One casual conversation with Mr. Ma Ke sparked his interest immediately. We were saying that these letters could be put together and published both in English and Chinese. I was suggested to arrange these letters chronologically and Mr. Ma would translate them. Neither of us expected that it would become a very meaningful plan. But we meant what we said and Mr. Ma began to do the translation around his busy schedule. Once the first draft of the Chinese translation was finished the total length was 400 pages, so our original plan had to be changed. It would be inconvenient to have a book of over 800 pages. We would have to publish two separate books. So the Chinese version was first published in January 2003. Sheril and Garth Bischoff and other American friends were very happy to hear this and wanted to have the English edition published as soon as possible because everyone was eager to read these human letters.

While compiling these letters the only pity was that I was unable to find the first letter Helen Snow wrote to me. I remembered that I received it by the end of 1978 and I translated it into Chinese and sent it along with the original letter to my leaders in the Foreign Affairs Office. This was part of the discipline of Foreign Affairs in those days. I must handle letters from overseas in this way. In 1979 I also received two letters from Helen and I sent them on to my leaders again. So later I checked the files in the Foreign Affairs Office but was unable to find these letters, and most probably they were lost. These kinds of letters were only sent to the leaders for their reference; they were not the kind of documents that would be kept permanently. The only other possibility is that if I return to Brigham Young University next time I will check in the Helen Snow Collection there to see if I could find these three letters.

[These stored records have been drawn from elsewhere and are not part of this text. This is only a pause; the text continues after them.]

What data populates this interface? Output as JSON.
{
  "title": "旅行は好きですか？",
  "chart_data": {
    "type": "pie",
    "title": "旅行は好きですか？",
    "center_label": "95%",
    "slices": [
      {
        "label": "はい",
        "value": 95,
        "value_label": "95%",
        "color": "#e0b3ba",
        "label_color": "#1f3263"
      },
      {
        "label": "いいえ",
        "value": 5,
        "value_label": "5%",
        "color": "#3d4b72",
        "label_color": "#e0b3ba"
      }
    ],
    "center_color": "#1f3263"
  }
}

During my work in the Foreign Affairs Office my main job was interpretation. Written translation and study were my hobbies after work. These were my hobbies of asking for troubles. It resulted in my translating and publishing five of Helen Snow’s books - The American Experience in China, My China Years, My Yan’an Notebooks, Mao Country, China Builds for Democracy, and half of her book, Red Dust. Also, I translated and published some of her articles and poems in order to attend the different Snow symposiums held at home and abroad. Before her death, Helen Snow requested that I re-translate her book Inside Red China. She had two major reasons for re-translating her first book. First, two versions of this book were published in China. For various reasons a lot of important content was cut out. The Chinese readers could not view the original version. However, she could fully understand this situation. She did not mean to complain. The second reason was that she believed that I had a much better understanding of her life than other translators. My work and translation would be much more serious and truthful to the original book. Helen thought that her first book, Inside Red China, was one of the classics and should become a reliable resource book for scholars to refer to. So the content should be true and accurate. Therefore the translation should be smooth, the names of people and places and historical events should be accurate without any mistakes.

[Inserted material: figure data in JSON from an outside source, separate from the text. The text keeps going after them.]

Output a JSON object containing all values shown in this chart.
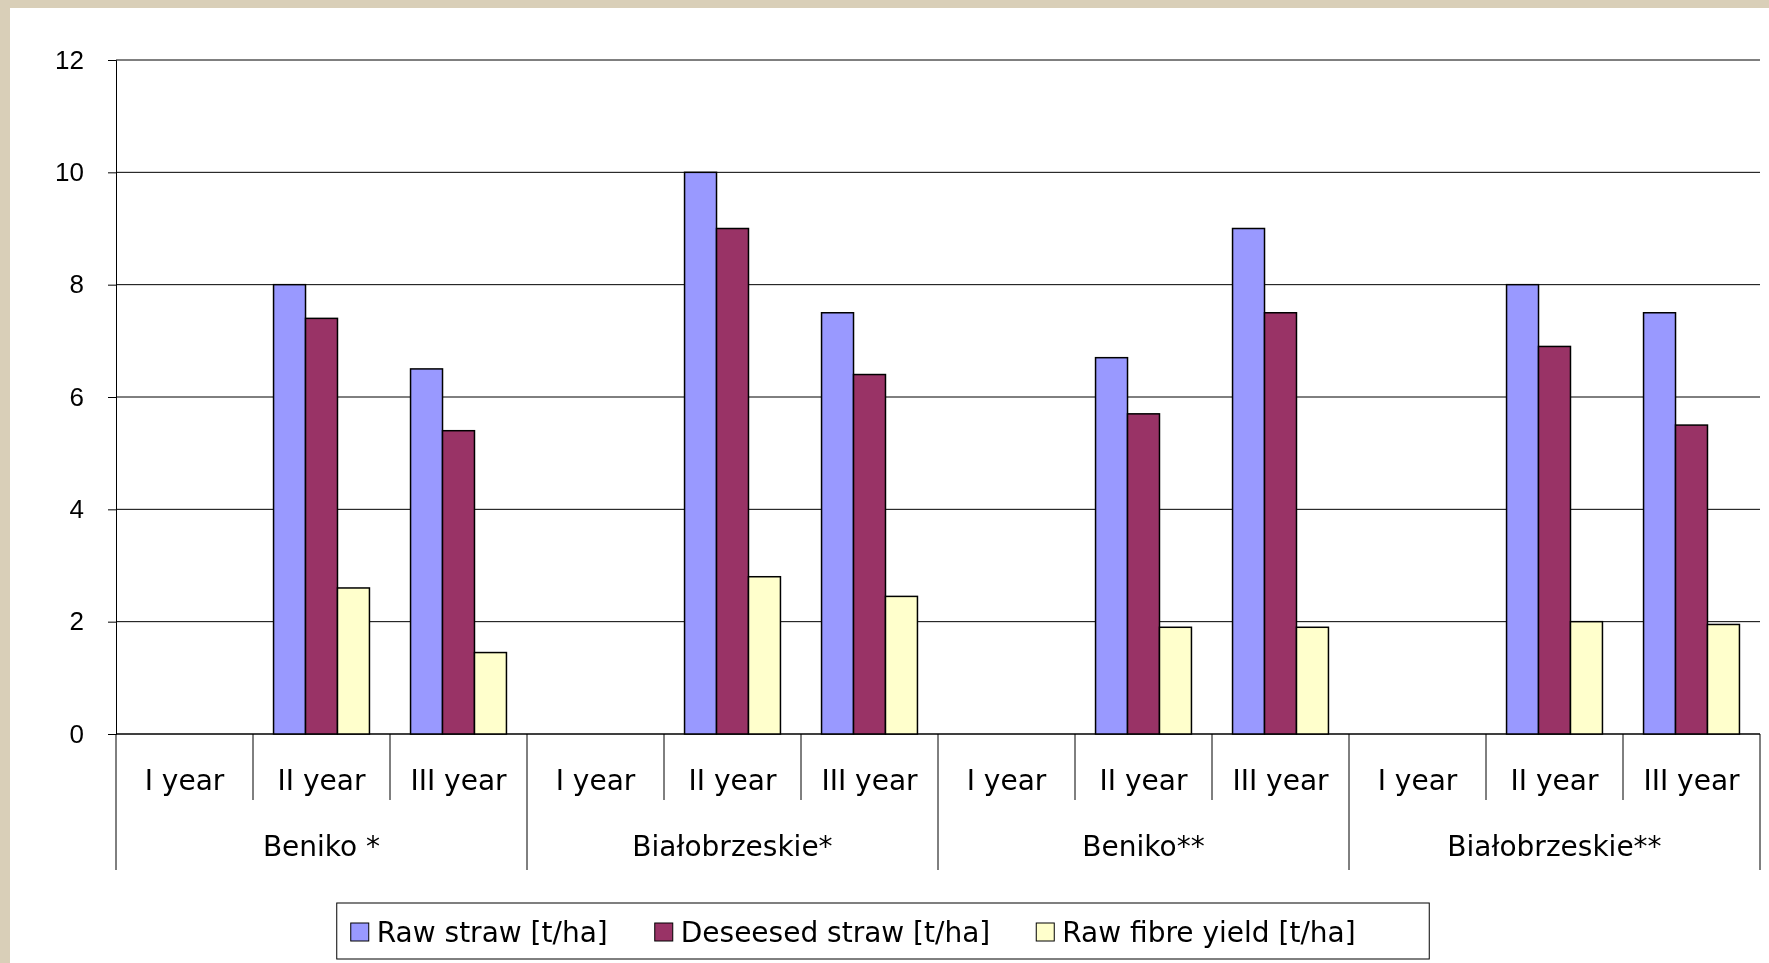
{
  "chart_data": {
    "type": "bar",
    "categories": [
      "I year",
      "II year",
      "III year",
      "I year",
      "II year",
      "III year",
      "I year",
      "II year",
      "III year",
      "I year",
      "II year",
      "III year"
    ],
    "annotations": [
      "Beniko *",
      "Białobrzeskie*",
      "Beniko**",
      "Białobrzeskie**"
    ],
    "series": [
      {
        "name": "Raw straw [t/ha]",
        "color": "#9999ff",
        "values": [
          null,
          8,
          6.5,
          null,
          10,
          7.5,
          null,
          6.7,
          9,
          null,
          8,
          7.5
        ]
      },
      {
        "name": "Deseesed straw [t/ha]",
        "color": "#993366",
        "values": [
          null,
          7.4,
          5.4,
          null,
          9,
          6.4,
          null,
          5.7,
          7.5,
          null,
          6.9,
          5.5
        ]
      },
      {
        "name": "Raw fibre yield [t/ha]",
        "color": "#ffffcc",
        "values": [
          null,
          2.6,
          1.45,
          null,
          2.8,
          2.45,
          null,
          1.9,
          1.9,
          null,
          2.0,
          1.95
        ]
      }
    ],
    "ylim": [
      0,
      12
    ],
    "yticks": [
      0,
      2,
      4,
      6,
      8,
      10,
      12
    ],
    "grid": "y",
    "legend": "bottom"
  }
}
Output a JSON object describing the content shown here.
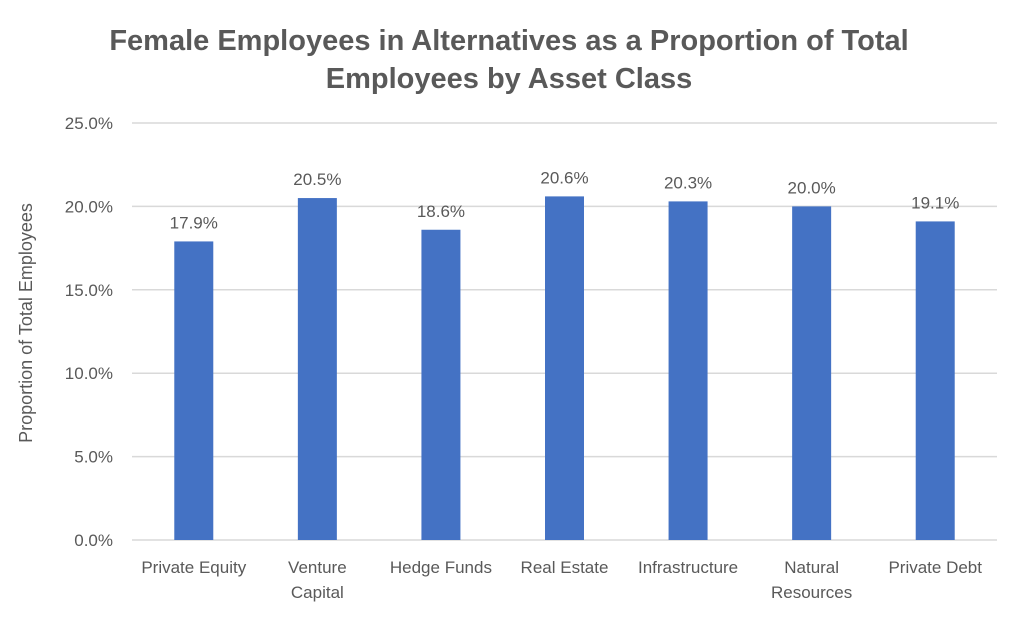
{
  "chart_data": {
    "type": "bar",
    "title_lines": [
      "Female Employees in Alternatives as a Proportion of Total",
      "Employees by Asset Class"
    ],
    "ylabel": "Proportion of Total Employees",
    "xlabel": "",
    "ylim": [
      0,
      25
    ],
    "y_ticks": [
      "0.0%",
      "5.0%",
      "10.0%",
      "15.0%",
      "20.0%",
      "25.0%"
    ],
    "categories": [
      [
        "Private Equity"
      ],
      [
        "Venture",
        "Capital"
      ],
      [
        "Hedge Funds"
      ],
      [
        "Real Estate"
      ],
      [
        "Infrastructure"
      ],
      [
        "Natural",
        "Resources"
      ],
      [
        "Private Debt"
      ]
    ],
    "values": [
      17.9,
      20.5,
      18.6,
      20.6,
      20.3,
      20.0,
      19.1
    ],
    "data_labels": [
      "17.9%",
      "20.5%",
      "18.6%",
      "20.6%",
      "20.3%",
      "20.0%",
      "19.1%"
    ],
    "bar_color": "#4472c4",
    "grid": true,
    "legend": "none"
  }
}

For anything valuable, its value was not always appreciated until it was lost. Helen Snow’s life was a very rich and colorful one. Her contribution was outstanding in different fields. Helen Snow was an individual who lived ahead of her time. During her later years, the value of her ideas and her works was becoming known to people. After her death, her work attracted more attention from different parts of the world.

The passing away of Helen Snow indicated the ending of a time. Today when human society has entered the 21st century, the special US-China friendship forged personally by the older generations of our two countries is becoming more precious.

Her passing away is not the end of the Snow studies but just the beginning.